Attack is a bit strong....not attacking...just questioning the motive for the post.  It is like an African American bringing up the slavery issue.  I'm just sick and tired of people living in the past...trying to get people to feel sorry for them.

And the crazy thing is, the author of the article notes that Grant apologized and that the Jews of the day didn't hold it against him.  Obviously, this wasn't that big of a deal if he was able to get elected a couple of years after this event.

Maybe I was a little over the top in my response...but it is just tiresome to hear of the victims in the past.  We've all been victimized at one point or another.  Pull up your pants, strap on your boots and get over it.


----------



## vanguard1 (Dec 17, 2010)

still many people do not like the jews, why? they own the movie world, black men own the NBA, white men own the NHL. why?  because they are the best at what they do. it is simple the best at what they do make all the money. nothing wrong with that.


----------



## rjcruiser (Dec 17, 2010)

vanguard1 said:


> still many people do not like the jews, why? they own the movie world, black men own the NBA, white men own the NHL. why?  because they are the best at what they do. it is simple the best at what they do make all the money. nothing wrong with that.



I have no problem with the Jews.  I have no problem with African Americans.  I have no problem with Latinos.  I don't judge people based upon their ethnicity...I do judge them based on who they are and what they do.


----------



## chiefsquirrel83 (Dec 17, 2010)

i got a problem with illegal latinos...


----------



## Lowjack (Dec 17, 2010)

rjcruiser said:


> I have no problem with the Jews.  I have no problem with African Americans.  I have no problem with Latinos.  I don't judge people based upon their ethnicity...I do judge them based on who they are and what they do.



I Do have problems with Luciferians,


----------



## Lowjack (Dec 17, 2010)

They came first for the Communists,
and I didn't speak up because I wasn't a Communist.

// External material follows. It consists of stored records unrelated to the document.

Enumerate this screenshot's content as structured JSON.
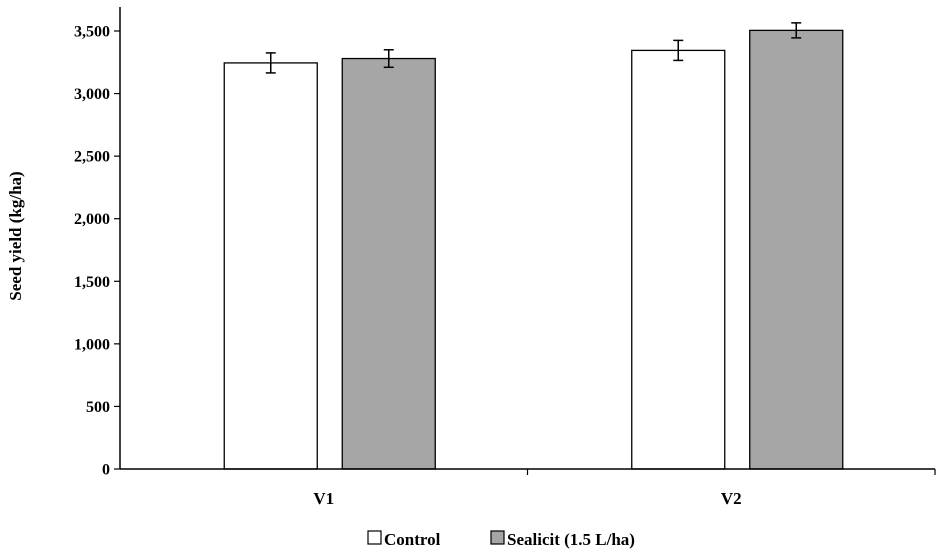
{
  "chart_data": {
    "type": "bar",
    "categories": [
      "V1",
      "V2"
    ],
    "series": [
      {
        "name": "Control",
        "values": [
          3245,
          3345
        ],
        "errors": [
          80,
          80
        ],
        "color": "#ffffff"
      },
      {
        "name": "Sealicit (1.5 L/ha)",
        "values": [
          3280,
          3505
        ],
        "errors": [
          70,
          60
        ],
        "color": "#a6a6a6"
      }
    ],
    "title": "",
    "xlabel": "",
    "ylabel": "Seed yield  (kg/ha)",
    "ylim": [
      0,
      3500
    ],
    "yticks": [
      0,
      500,
      1000,
      1500,
      2000,
      2500,
      3000,
      3500
    ],
    "ytick_labels": [
      "0",
      "500",
      "1,000",
      "1,500",
      "2,000",
      "2,500",
      "3,000",
      "3,500"
    ],
    "grid": false,
    "legend_position": "bottom-center",
    "bar_edge_color": "#000000"
  }
}
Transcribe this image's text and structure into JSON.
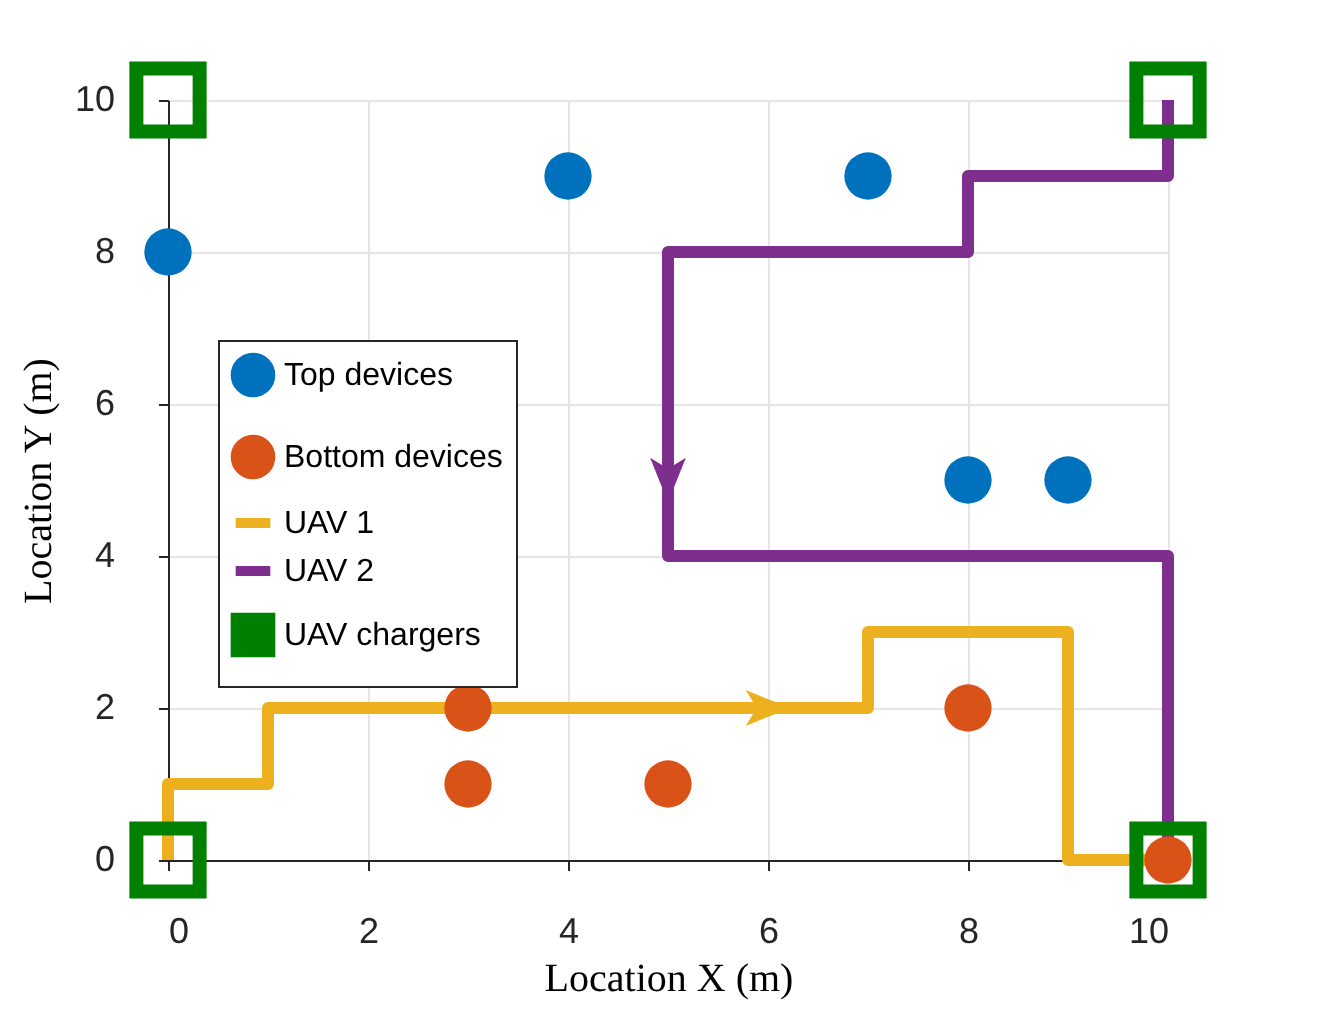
{
  "chart_data": {
    "type": "scatter",
    "xlabel": "Location X (m)",
    "ylabel": "Location Y (m)",
    "xlim": [
      0,
      10
    ],
    "xticks": [
      0,
      2,
      4,
      6,
      8,
      10
    ],
    "ylim": [
      0,
      10
    ],
    "yticks": [
      0,
      2,
      4,
      6,
      8,
      10
    ],
    "grid": true,
    "legend": "left",
    "series": [
      {
        "name": "Top devices",
        "marker": "circle",
        "color": "#0072bd",
        "x": [
          0,
          4,
          7,
          8,
          9
        ],
        "values": [
          8,
          9,
          9,
          5,
          5
        ]
      },
      {
        "name": "Bottom devices",
        "marker": "circle",
        "color": "#d95319",
        "x": [
          3,
          3,
          5,
          8,
          10
        ],
        "values": [
          2,
          1,
          1,
          2,
          0
        ]
      },
      {
        "name": "UAV 1",
        "type": "line",
        "color": "#edb120",
        "x": [
          0,
          0,
          1,
          1,
          7,
          7,
          9,
          9,
          10
        ],
        "values": [
          0,
          1,
          1,
          2,
          2,
          3,
          3,
          0,
          0
        ]
      },
      {
        "name": "UAV 2",
        "type": "line",
        "color": "#7e2f8e",
        "x": [
          10,
          10,
          8,
          8,
          5,
          5,
          10,
          10
        ],
        "values": [
          10,
          9,
          9,
          8,
          8,
          4,
          4,
          0
        ]
      },
      {
        "name": "UAV chargers",
        "marker": "square",
        "color": "#008000",
        "x": [
          0,
          0,
          10,
          10
        ],
        "values": [
          0,
          10,
          10,
          0
        ]
      }
    ]
  }
}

Then they came for the trade unionists,
and I didn't speak up because I wasn't a trade unionist.

Then they came for the Jews,
and I didn't speak up because I wasn't a Jew.

Then they came for me
and by that time no one was left to speak up.

Martin Niemoller


----------



## Ronnie T (Dec 17, 2010)

Are you saying we must have concerns for the plights of those who aren't like us, and then learn from the past?????????????

Please!


----------



## Lowjack (Dec 17, 2010)

Never Forget is the Survivors Motto.


----------



## Ronnie T (Dec 18, 2010)

Lowjack said:


> Never Forget is the Survivors Motto.



Lj, one of mankind's character flaws is short memory.


----------



## vanguard1 (Dec 18, 2010)

"those who cannot remember the past are condemned to repeat it",


                                                                   George Santayana


----------



## OntheFlyTyer (Dec 18, 2010)

Lowjack said:


> They came first for the Communists,
> and I didn't speak up because I wasn't a Communist.
> 
> Then they came for the trade unionists,
> ...




Interesting Theodor Herzl was all three.


----------



## OntheFlyTyer (Dec 18, 2010)

I had family in the internment camps during WWII, maybe the America is being punished for that.

Funny thing is the most bigoted post so far has been looked over lj because the poster supports lj.

Reminds me of the relationship between Lord Balfour and Herzl, where a little anti-semitism wasn't all that bad as long as it helped the cause.


----------



## OntheFlyTyer (Dec 18, 2010)

vanguard1 said:


> "those who cannot remember the past are condemned to repeat it",
> 
> 
> George Santayana



What about those who just make it up as they go along?

Or those who delcared there is no need to study history?


----------



## vanguard1 (Dec 18, 2010)

the past is FACT, what happened to the american indian is fact, what happened to the black people is fact, what happened to the jews is fact, and it still goes on today that is also fact.


----------



## chiefsquirrel83 (Dec 18, 2010)

Agreed Vanguard...there is nothing wrong with someone posting history of their past.


----------



## rjcruiser (Dec 18, 2010)

OntheFlyTyer said:


> Funny thing is the most bigoted post so far has been looked over lj because the poster supports lj.
> 
> Reminds me of the relationship between Lord Balfour and Herzl, where a little anti-semitism wasn't all that bad as long as it helped the cause.



Maybe my original assumption wasn't too far off. 

Similar to the Rev Jackson and Sharpton.


----------



## Lowjack (Dec 18, 2010)

vanguard1 said:


> the past is FACT, what happened to the american indian is fact, what happened to the black people is fact, what happened to the jews is fact, and it still goes on today that is also fact.



In Recent History We HAd Nixon who was also a Bigot;
http://www.nytimes.com/2010/12/17/nyregion/17nyc.html


----------



## thedeacon (Dec 18, 2010)

Those who quickly forget the past are destined to repeat it.

Those who live in the past will never go very far.

I could tell you how my Irish kinfolks were treated but it wouldn't prove anything.


----------



## huntmore (Dec 19, 2010)

I wish people would use their brains all the time!!!!!!!!!


----------